These past few years I have become so much stronger. I know that I can and will handle whatever does happen in both my reunion and in the rest of my life. However, I also know that I love my son so much that it nearly takes my breath away at times when I ponder losing him again. Not a wise move to let my thoughts dwell long on losing him.
I have become accustomed to our warm friendship. I look forward to our chats, visits and our connection. It will break my heart – again - if he decides not to continue our relationship. As much as I tell myself how strong I have become; I had a tiny taste of what it will feel like if he does decide he must leave.
His presence in my life is important to me. I do not want to lose him, but, there is really no reason to believe that I might. Am I kidding myself to think it will not affect me dramatically though?
There has been so much healing for me the past few years and I hate the thought of reverting back to the sad place where I lived during those first two years of reunion. However,I have also learned how resilient I really am. It is an important discovery, very positive, and good. If he decides that he must pull away, he will take a part of my heart with him again. I will survive though, albeit with part of my heart missing as I did before he came back into my life.

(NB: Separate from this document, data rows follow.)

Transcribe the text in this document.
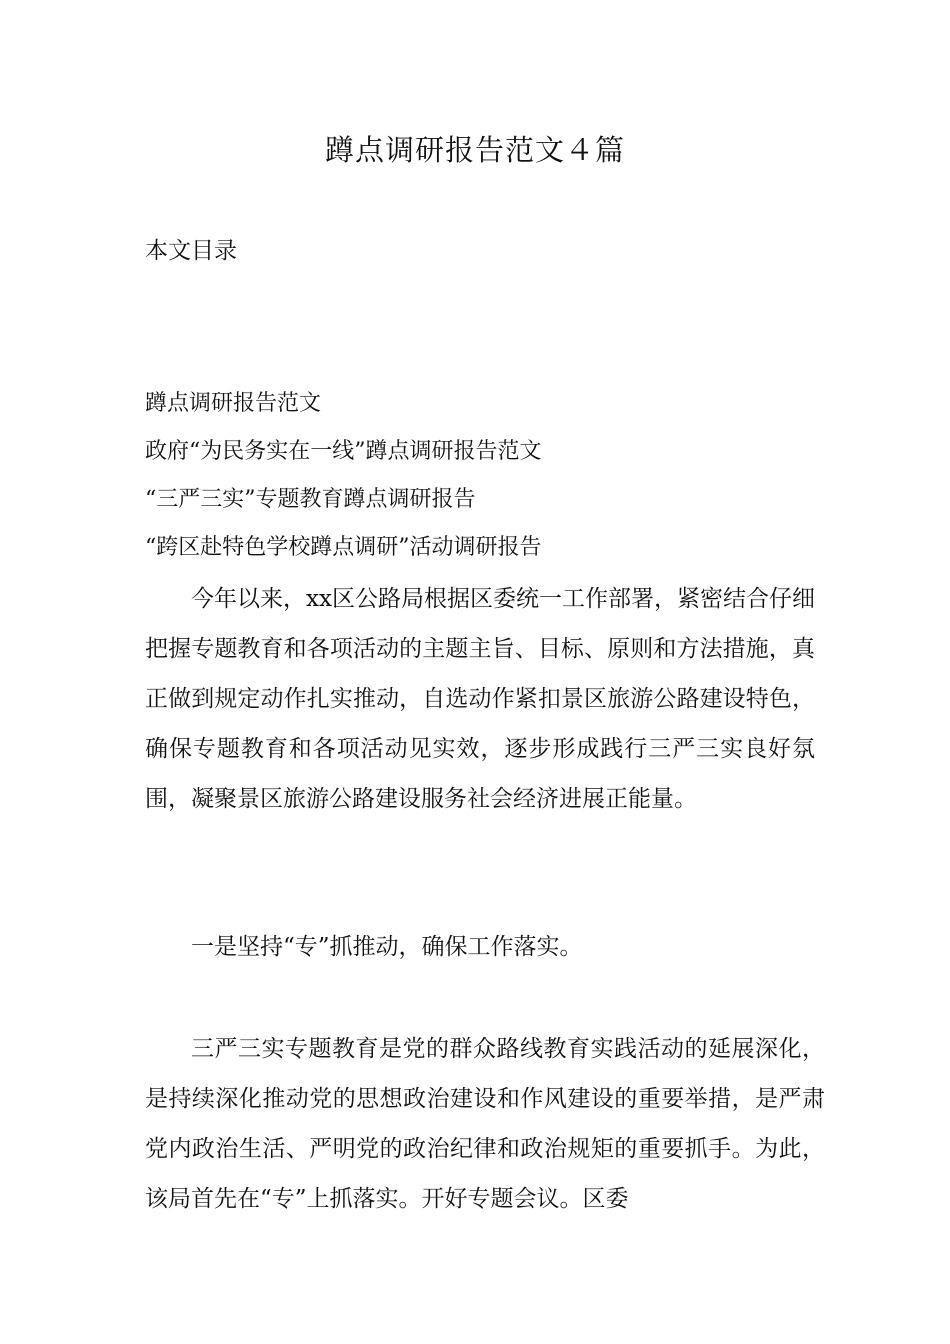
蹲点调研报告范文４篇
本文目录
蹲点调研报告范文
政府“为民务实在一线”蹲点调研报告范文
“三严三实”专题教育蹲点调研报告
“跨区赴特色学校蹲点调研”活动调研报告

今年以来，xx区公路局根据区委统一工作部署，紧密结合仔细把握专题教育和各项活动的主题主旨、目标、原则和方法措施，真正做到规定动作扎实推动，自选动作紧扣景区旅游公路建设特色，确保专题教育和各项活动见实效，逐步形成践行三严三实良好氛围，凝聚景区旅游公路建设服务社会经济进展正能量。

一是坚持“专”抓推动，确保工作落实。

三严三实专题教育是党的群众路线教育实践活动的延展深化，是持续深化推动党的思想政治建设和作风建设的重要举措，是严肃党内政治生活、严明党的政治纪律和政治规矩的重要抓手。为此，该局首先在“专”上抓落实。开好专题会议。区委
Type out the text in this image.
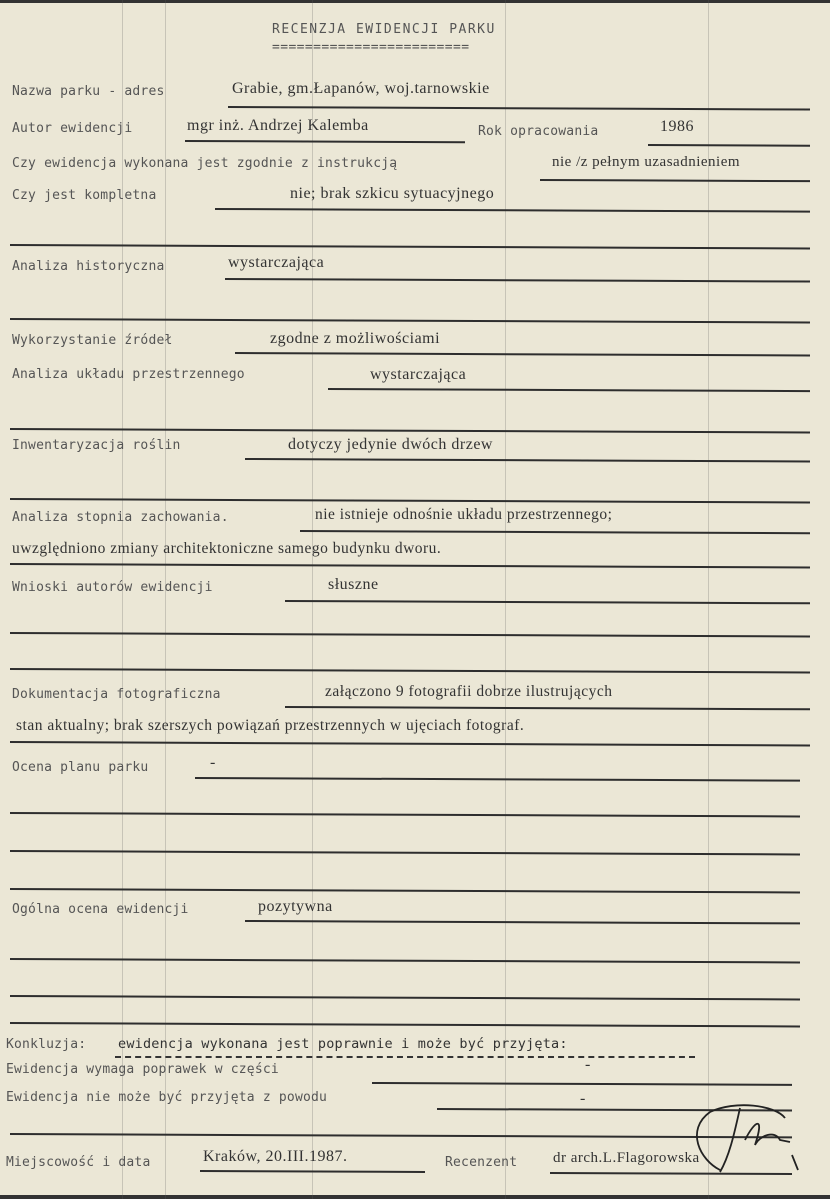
RECENZJA EWIDENCJI PARKU
========================
Nazwa parku - adres	Grabie, gm.Łapanów, woj.tarnowskie
Autor ewidencji	mgr inż. Andrzej Kalemba	Rok opracowania	1986
Czy ewidencja wykonana jest zgodnie z instrukcją	nie /z pełnym uzasadnieniem
Czy jest kompletna	nie; brak szkicu sytuacyjnego
Analiza historyczna	wystarczająca
Wykorzystanie źródeł	zgodne z możliwościami
Analiza układu przestrzennego	wystarczająca
Inwentaryzacja roślin	dotyczy jedynie dwóch drzew
Analiza stopnia zachowania.	nie istnieje odnośnie układu przestrzennego;
uwzględniono zmiany architektoniczne samego budynku dworu.
Wnioski autorów ewidencji	słuszne
Dokumentacja fotograficzna	załączono 9 fotografii dobrze ilustrujących
stan aktualny; brak szerszych powiązań przestrzennych w ujęciach fotograf.
Ocena planu parku	-
Ogólna ocena ewidencji	pozytywna
Konkluzja: ewidencja wykonana jest poprawnie i może być przyjęta:
Ewidencja wymaga poprawek w części	-
Ewidencja nie może być przyjęta z powodu	-
Miejscowość i data	Kraków, 20.III.1987.	Recenzent dr arch.L.Flagorowska
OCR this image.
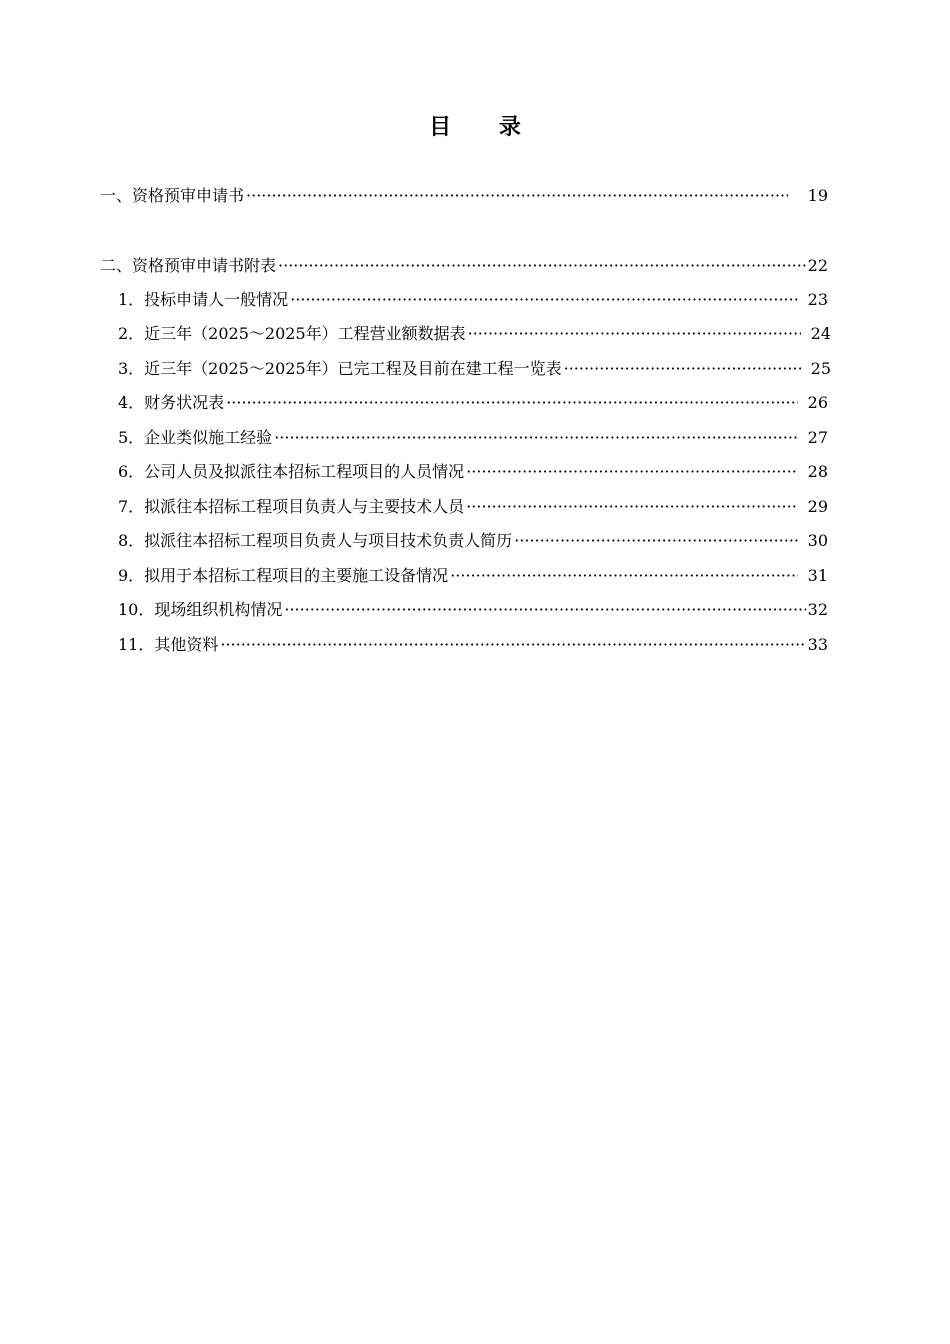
目 录
一、资格预审申请书 ·····	19
二、资格预审申请书附表 ·····	22
1．投标申请人一般情况 ·····	23
2．近三年（2025～2025年）工程营业额数据表 ·····	24
3．近三年（2025～2025年）已完工程及目前在建工程一览表 ·····	25
4．财务状况表 ·····	26
5．企业类似施工经验 ·····	27
6．公司人员及拟派往本招标工程项目的人员情况 ·····	28
7．拟派往本招标工程项目负责人与主要技术人员 ·····	29
8．拟派往本招标工程项目负责人与项目技术负责人简历 ·····	30
9．拟用于本招标工程项目的主要施工设备情况 ·····	31
10．现场组织机构情况 ·····	32
11．其他资料 ·····	33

He did call though. In the middle of writing these three posts about tears, and concerns that he might not call, the phone rang. The rush and joy at hearing his voice was intensified after my unsettling worries that something had happened and I might not hear from him for awhile. Those thoughts were irrational – scared birth mom thoughts often are. I am glad those scary and unsettling thoughts are rare these days. We chatted for awhile. It calmed me, soothed my fears and I am ready to fly strong again. All is right with my world again!